AI Safety and Societal Diffusion
Unlike rogue AI, which the summit’s readout acknowledges may not necessarily materialize, AI diffusion throughout the economy and society is inevitable. This integration brings substantial risks, including perpetuating or amplifying biases and discrimination due to flawed or limited data sets. AI could displace workers and exacerbate inequality within societies and between countries. Economic concentration is another risk, where AI advancements could centralize power and wealth in the hands of a few companies or individuals who control these technologies (most of which, for now, seem to be domiciled in the United States, United Kingdom, or China). Moreover, the integration of AI could shred what remains of the public information ecosystem, if AI is deployed to create and spread disinformation, manipulate public opinion, and disrupt democratic processes.

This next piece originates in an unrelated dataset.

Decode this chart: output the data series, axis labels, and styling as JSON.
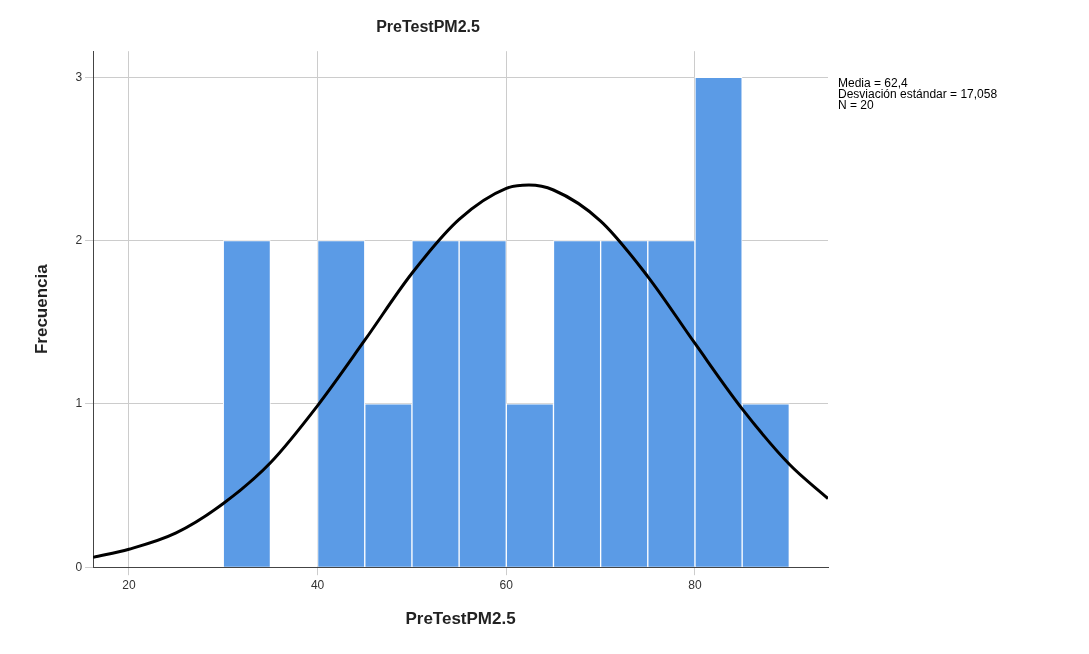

In some ways, this risk category is the source of the greatest point of contention during and following the summit: whether a focus on frontier model safety actively undermines the proximate risks of bias, discrimination, and dehumanized automation. In a speech at the U.S. embassy on the first day of the summit, Vice President Kamala Harris channeled this criticism. “Consider, for example: When a senior is kicked off his healthcare plan because of a faulty AI algorithm, is that not existential for him?” The vice president arguably presented a more diplomatic version of a large community of skeptics’ criticism of the summit’s vision for AI safety—which, in some corners, has been vociferous.

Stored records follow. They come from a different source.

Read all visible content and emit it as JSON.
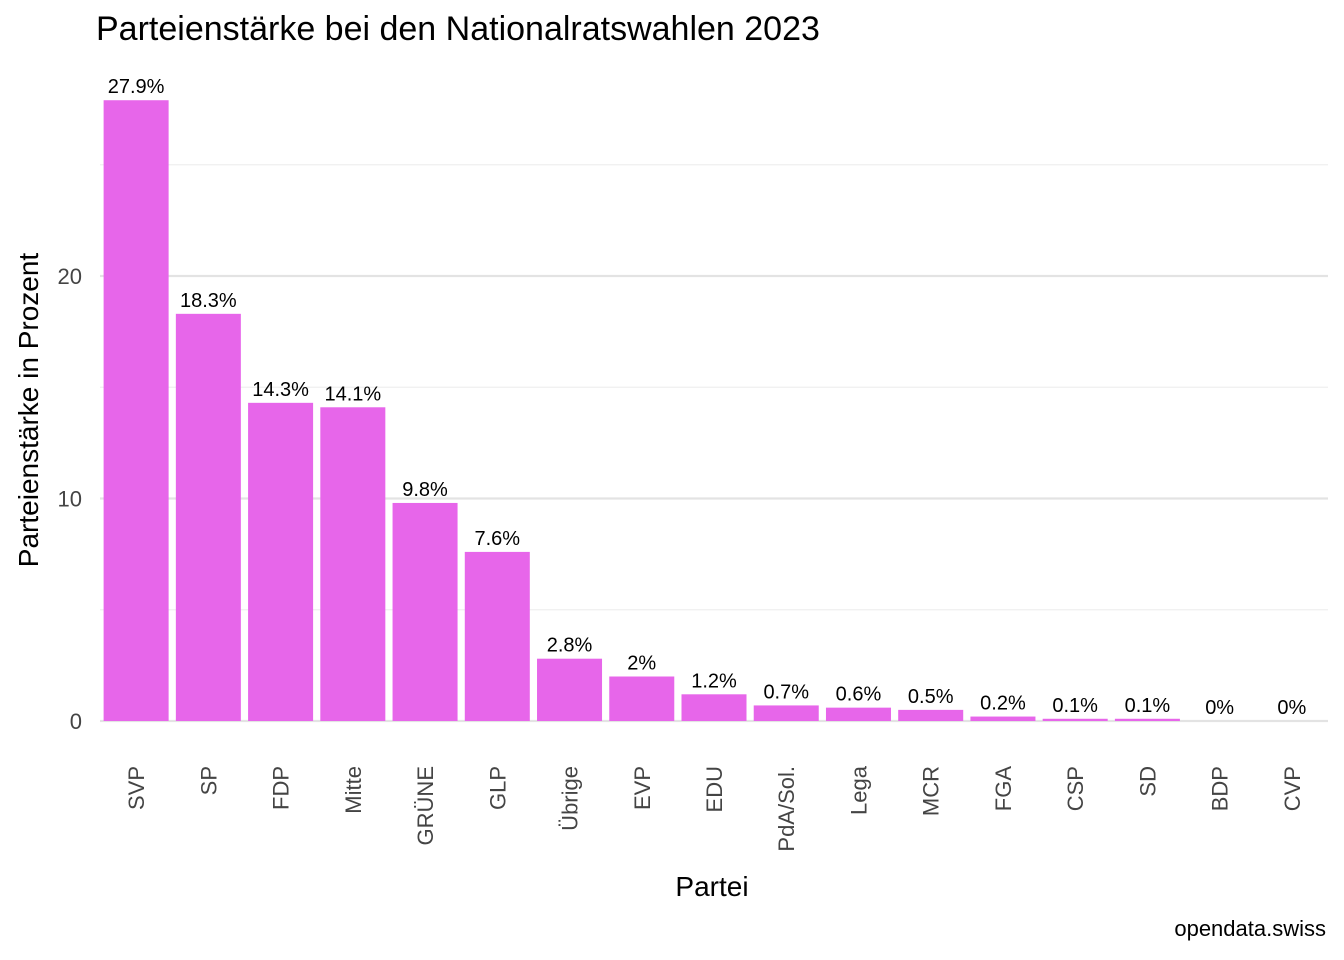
{
  "chart_data": {
    "type": "bar",
    "title": "Parteienstärke bei den Nationalratswahlen 2023",
    "xlabel": "Partei",
    "ylabel": "Parteienstärke in Prozent",
    "caption": "opendata.swiss",
    "categories": [
      "SVP",
      "SP",
      "FDP",
      "Mitte",
      "GRÜNE",
      "GLP",
      "Übrige",
      "EVP",
      "EDU",
      "PdA/Sol.",
      "Lega",
      "MCR",
      "FGA",
      "CSP",
      "SD",
      "BDP",
      "CVP"
    ],
    "values": [
      27.9,
      18.3,
      14.3,
      14.1,
      9.8,
      7.6,
      2.8,
      2.0,
      1.2,
      0.7,
      0.6,
      0.5,
      0.2,
      0.1,
      0.1,
      0,
      0
    ],
    "value_labels": [
      "27.9%",
      "18.3%",
      "14.3%",
      "14.1%",
      "9.8%",
      "7.6%",
      "2.8%",
      "2%",
      "1.2%",
      "0.7%",
      "0.6%",
      "0.5%",
      "0.2%",
      "0.1%",
      "0.1%",
      "0%",
      "0%"
    ],
    "yticks": [
      0,
      10,
      20
    ],
    "ytick_labels": [
      "0",
      "10",
      "20"
    ],
    "ylim": [
      0,
      28
    ],
    "bar_color": "#e766ea",
    "grid": true,
    "legend": "none"
  }
}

There are many voices in civil society arguing that the narrow scope of the summit was not a commendable demonstration of focus, but instead represented a co-optation of AI safety by powerful corporate interests. From civil rights to labor, many stakeholders at the forefront of proximate risk debates worry that policymakers are abandoning their causes. It did not help perceptions that most of the civil society organizations in town for the summit gathered at a separate venue in the British Library, having not been included on the guest list at Bletchley Park.

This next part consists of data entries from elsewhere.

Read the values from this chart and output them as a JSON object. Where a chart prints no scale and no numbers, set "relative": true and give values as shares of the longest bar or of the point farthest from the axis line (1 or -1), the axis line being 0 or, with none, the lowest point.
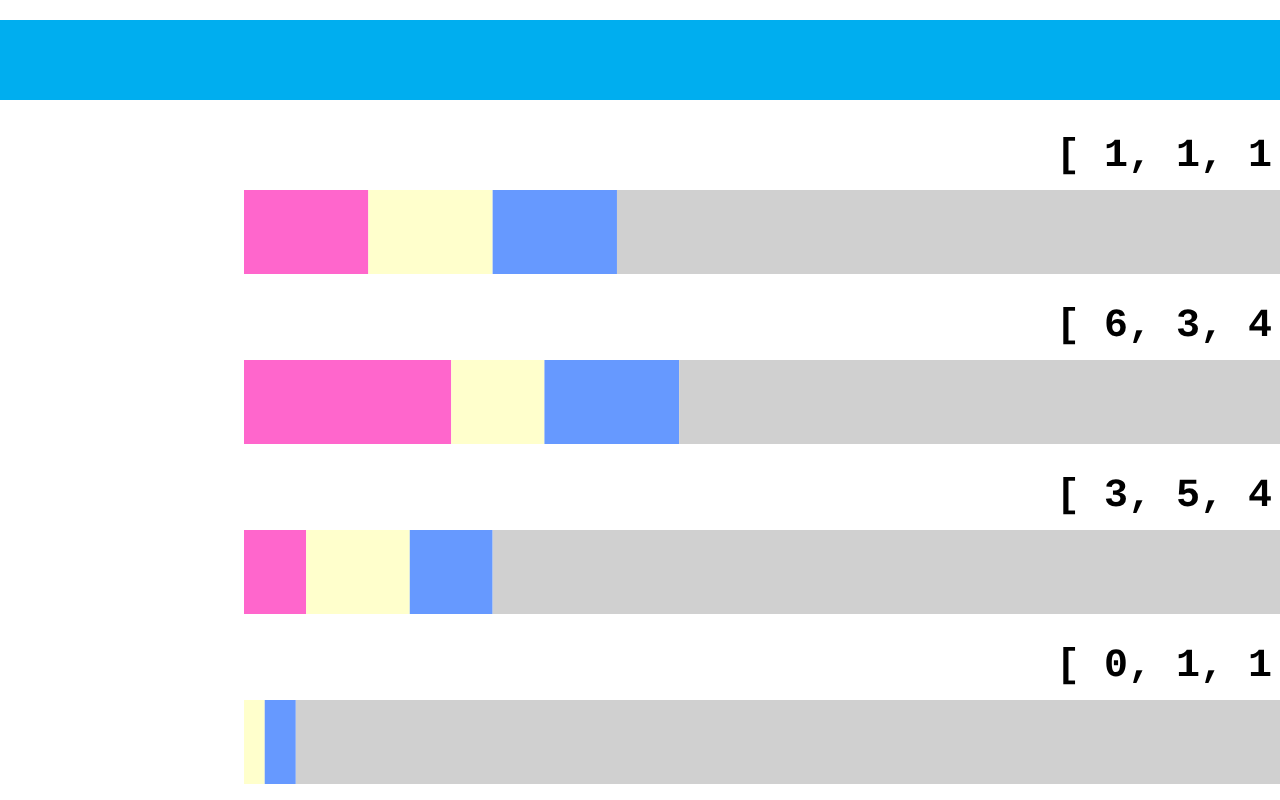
{
  "chart_data": {
    "type": "bar",
    "orientation": "horizontal",
    "stacked": true,
    "relative": true,
    "categories": [
      null,
      null,
      null,
      null
    ],
    "series": [
      {
        "color": "#ff66cc",
        "values": [
          0.12,
          0.2,
          0.06,
          0
        ]
      },
      {
        "color": "#ffffcc",
        "values": [
          0.12,
          0.09,
          0.1,
          0.02
        ]
      },
      {
        "color": "#6699ff",
        "values": [
          0.12,
          0.13,
          0.08,
          0.03
        ]
      },
      {
        "color": "#d0d0d0",
        "values": [
          0.64,
          0.58,
          0.76,
          0.95
        ]
      }
    ],
    "annotations": [
      "[ 1, 1, 1",
      "[ 6, 3, 4",
      "[ 3, 5, 4",
      "[ 0, 1, 1"
    ]
  }
}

Policymakers appear to be underestimating the skepticism of key constituents that need to feel empowered, not threatened, by AI. In some cases, that skepticism borders on anger—authors and artists, for example, almost universally use the word “theft” to describe this generation of large language models’ apparent inclusion of their works in training. Advocates are demanding coequal influence alongside technical personnel to design and deploy AI safely. The idea of AI perpetuating bias, discrimination, and inequality is so unpalatable for these groups that their advocacy often seems to reject a role for AI in resolving some of those risks. For example, such skepticism is manifest in the debate over a possible role for AI in law enforcement. There is deep concern among civil society that AI trained on biased historical data—such as sentencing data that is correlated with race, gender, and class—can be anything but a source of harm.
Michael Frank is a senior fellow in the Wadhwani Center for AI and Advanced Technologies at the Center for Strategic and International Studies in Washington, D.C.